A Lei 15.506/2026 cria o Cimce, o Conselho Nacional para Industrialização de Minerais Críticos e Estratégicos, vinculado diretamente à Presidência da República. O colegiado terá até 15 representantes do Executivo federal, maioria no conselho, além de integrantes indicados por estados, municípios, setor privado e universidades.
O que o conselho pode fazer na prática
O Cimce vai homologar operações consideradas estratégicas para o setor. Entram nessa lista mudanças de controle societário de mineradoras, venda de direitos minerários e parcerias internacionais.
A recusa de homologação impede a operação, o que na prática permite ao governo bloquear contratos com empresas ou governos estrangeiros.
O conselho tem 90 dias após a publicação da lei para ser instalado. A lei não fixa uma lista permanente de minerais críticos: o governo vai revisar a relação periodicamente, conforme mudanças econômicas e geopolíticas.
Por que essa lei nasceu de um caso concreto
O poder de veto criado agora chega tarde para o caso que motivou boa parte do debate. Em abril, a única mineradora de terras raras do país foi vendida a um grupo americano, por cerca de US$ 2,8 bilhões.
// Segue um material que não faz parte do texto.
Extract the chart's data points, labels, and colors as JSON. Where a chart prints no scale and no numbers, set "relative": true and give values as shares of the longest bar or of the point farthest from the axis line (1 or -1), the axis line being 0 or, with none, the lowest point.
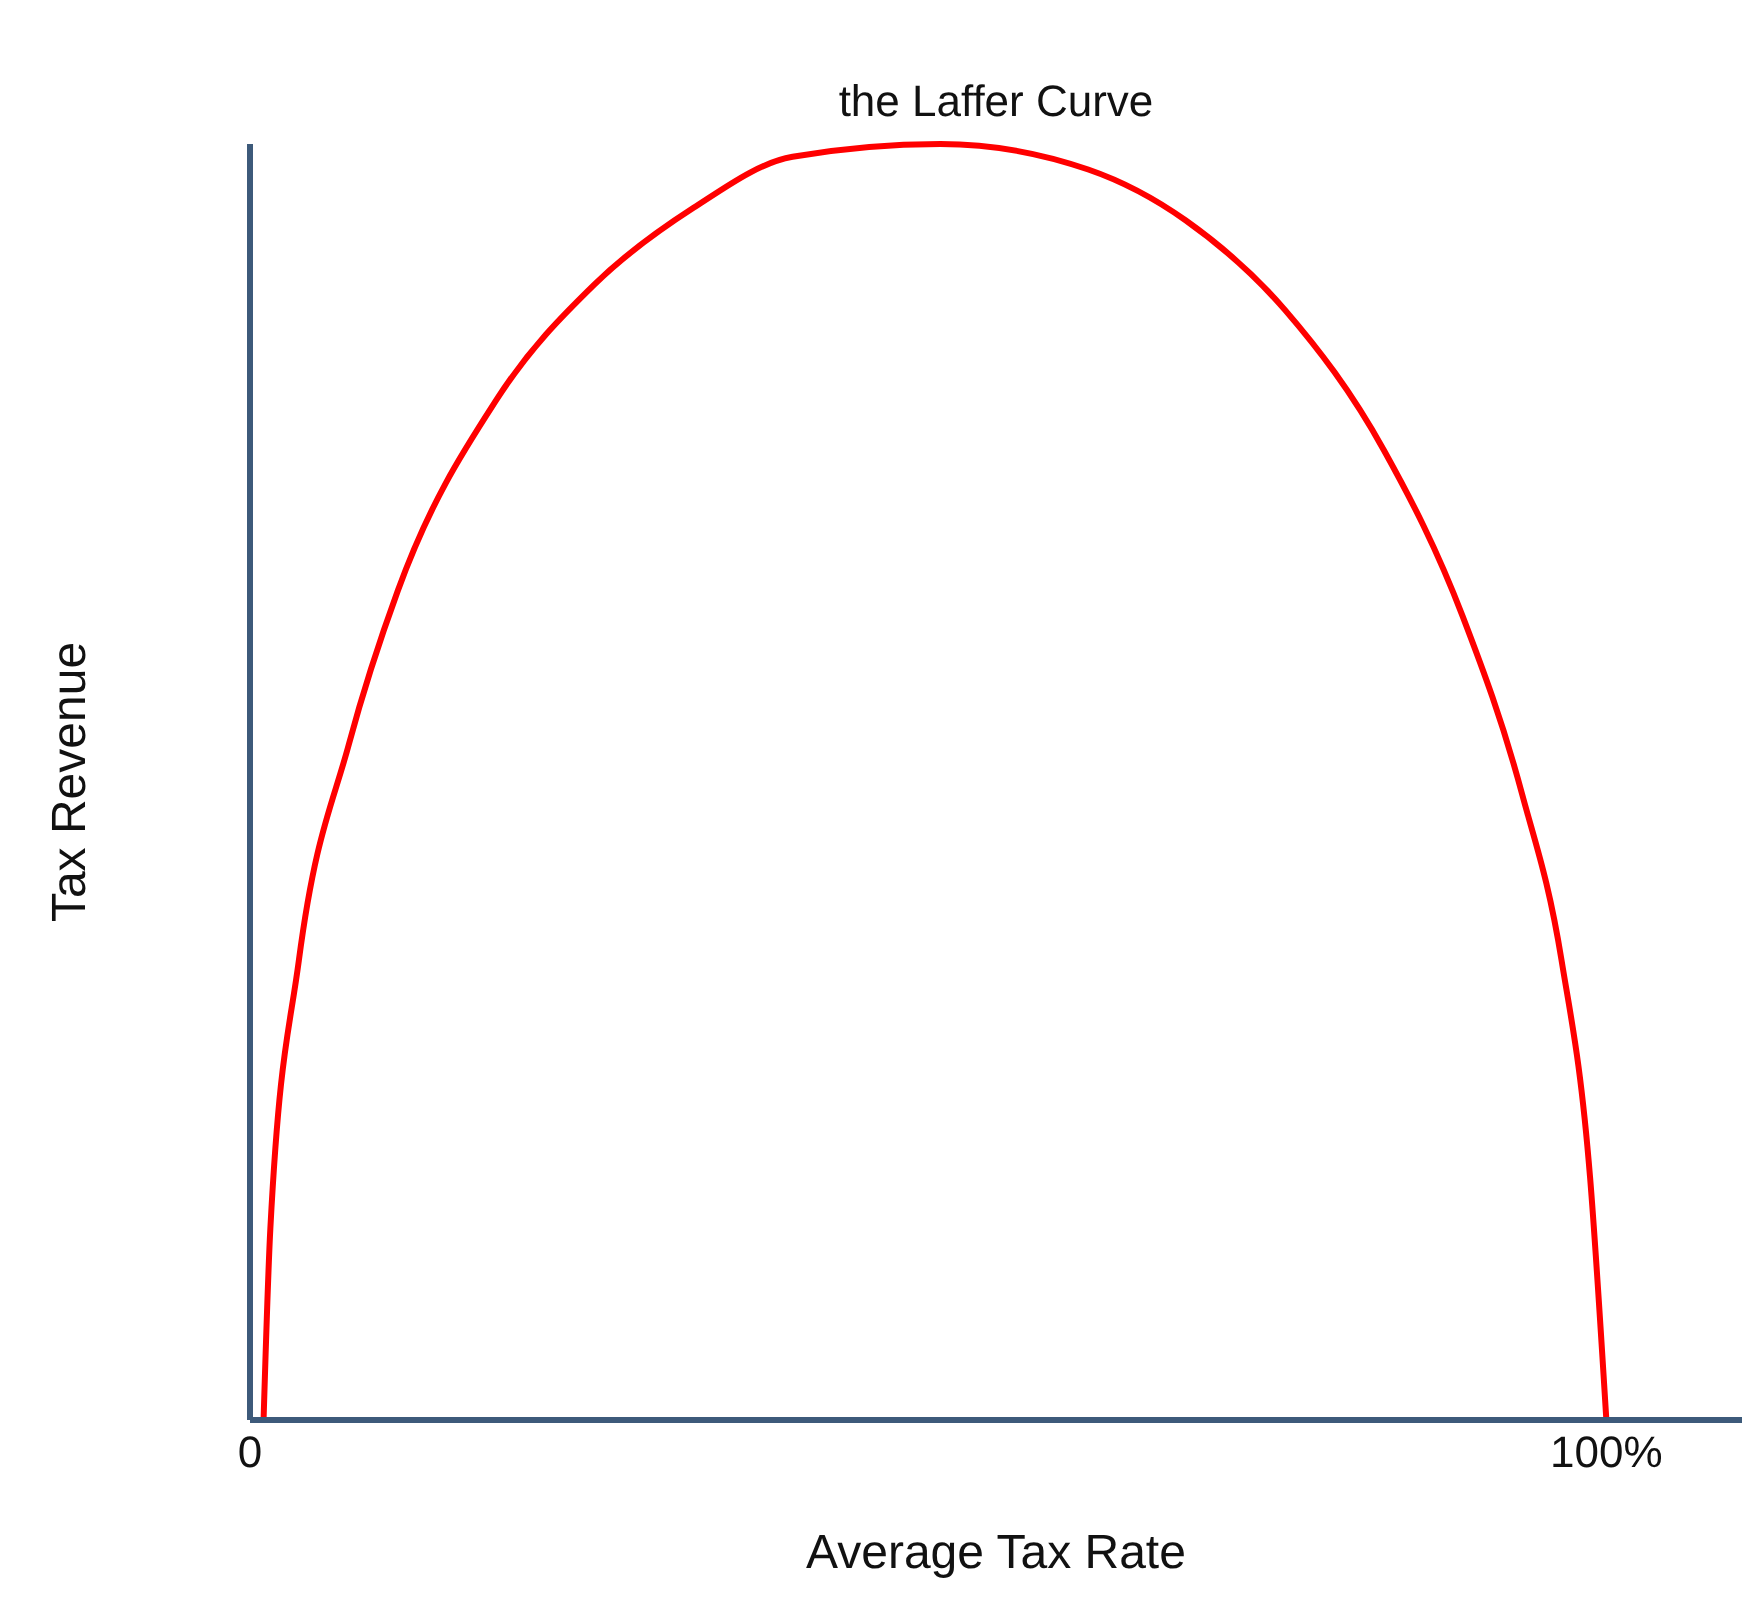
{
  "chart_data": {
    "type": "line",
    "title": "the Laffer Curve",
    "xlabel": "Average Tax Rate",
    "ylabel": "Tax Revenue",
    "relative": true,
    "x": [
      1,
      1.5,
      3.6,
      7.3,
      10.9,
      18.2,
      25.4,
      32.7,
      40,
      50.9,
      61.8,
      69,
      76.3,
      83.6,
      89.4,
      93.8,
      96.7,
      98.8,
      100
    ],
    "series": [
      {
        "color": "#ff0000",
        "values": [
          0,
          0.15,
          0.36,
          0.53,
          0.65,
          0.8,
          0.89,
          0.95,
          0.99,
          1,
          0.98,
          0.94,
          0.87,
          0.76,
          0.63,
          0.49,
          0.36,
          0.19,
          0
        ]
      }
    ],
    "xlim": [
      0,
      110
    ],
    "xticks": [
      {
        "value": 0,
        "label": "0"
      },
      {
        "value": 100,
        "label": "100%"
      }
    ],
    "grid": false,
    "legend": false,
    "marker": "none",
    "line_style": "solid"
  }
}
Na época, ainda não existia um conselho com poder de barrar esse tipo de operação.
Lula classificou a venda como um erro a não se repetir. Em viagem à Espanha, disse que "ninguém será dono da nossa riqueza mineral", defendendo o controle e o processamento dos recursos dentro do país.
O tema também virou disputa eleitoral. O senador Flávio Bolsonaro (PL), candidato à Presidência, defende o Brasil como alternativa ao fornecimento chinês de terras raras para os Estados Unidos e critica a intervenção estatal do governo no setor.
O país tem a segunda maior reserva de terras raras do mundo, mas extrai quase nada hoje. É esse vácuo que a nova lei tenta preencher com incentivo fiscal.
O que acontece agora
A lei prevê ainda R$ 7 bilhões em incentivos ao setor: até R$ 5 bilhões em créditos fiscais entre 2030 e 2034, limitados a R$ 1 bilhão por ano, e um fundo garantidor de até R$ 2 bilhões.
Em troca, as mineradoras passam a recolher entre 0,3% e 0,5% da receita operacional bruta para pesquisa e inovação, além de 0,2% para o fundo.
Esses percentuais só valem depois que o Congresso aprovou o texto, primeiro na Câmara em maio e no Senado no início de setembro. Falta agora regulamentar critérios técnicos, como o grau de processamento exigido por mineral antes que uma operação precise passar pelo Cimce.